There is a reset of the body type, however, when death comes. The living entity must again go through the learning process and the spinning wheel of acceptance and rejection. When Krishna says that the devotees never perish, the corresponding realization is that the non-devotees do perish. Since the soul is always eternal, this perishability refers to their material way of life, their association with a temporary body and temporary enjoyments. Hiranyakashipu was a great example of this. He thought that because he had conquered the world and amassed great strength and wealth that he was immortal in his position. He forgot that death could come and take everything away. Indeed, once the next life starts, all of the previous life’s possessions and gains get tossed aside.

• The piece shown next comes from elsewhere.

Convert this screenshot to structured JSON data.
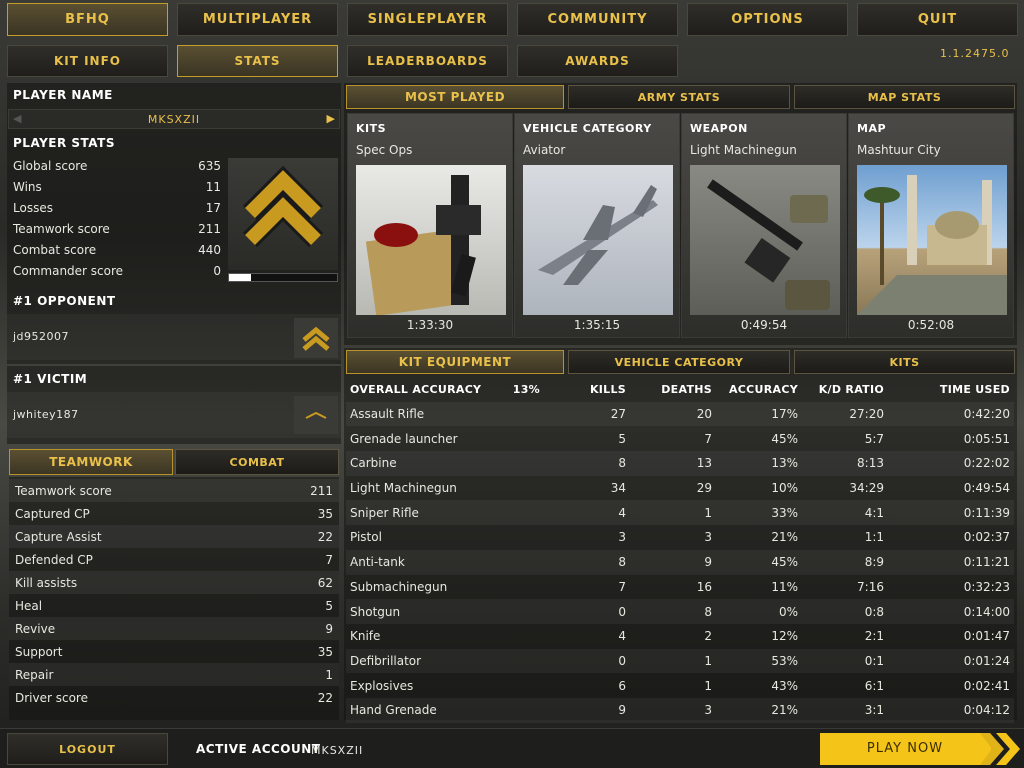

With the devotee, their identity comes from their fixed position as eternal servant of God. Therefore even when they change bodies, their identity does not leave them. They only pray to forever remain engaged in Krishna’s service. Since this is a desire wholly approved of and encouraged by Krishna, the Supreme Lord ensures that their service continues uninterrupted. Thus anyone who reignites the flame of devotion just ready to be lit within the heart can be assured that their practices in yoga will never go in vain. Arjuna would succeed in conquering his mental demons and also the enemies fighting for the other side. To this day he is always associated with Krishna, for the two remain together as the Supreme Lord and His dear friend and disciple. Wherever there is Krishna and Arjuna, there is victory in devotional service. Therefore anyone who hears the wonderful teachings put forth on that famous day on the battlefield of Kurukshetra will be able to take up devotional service with full confidence, knowing that their identity as Krishna-dasa, or servant of God, will never leave them.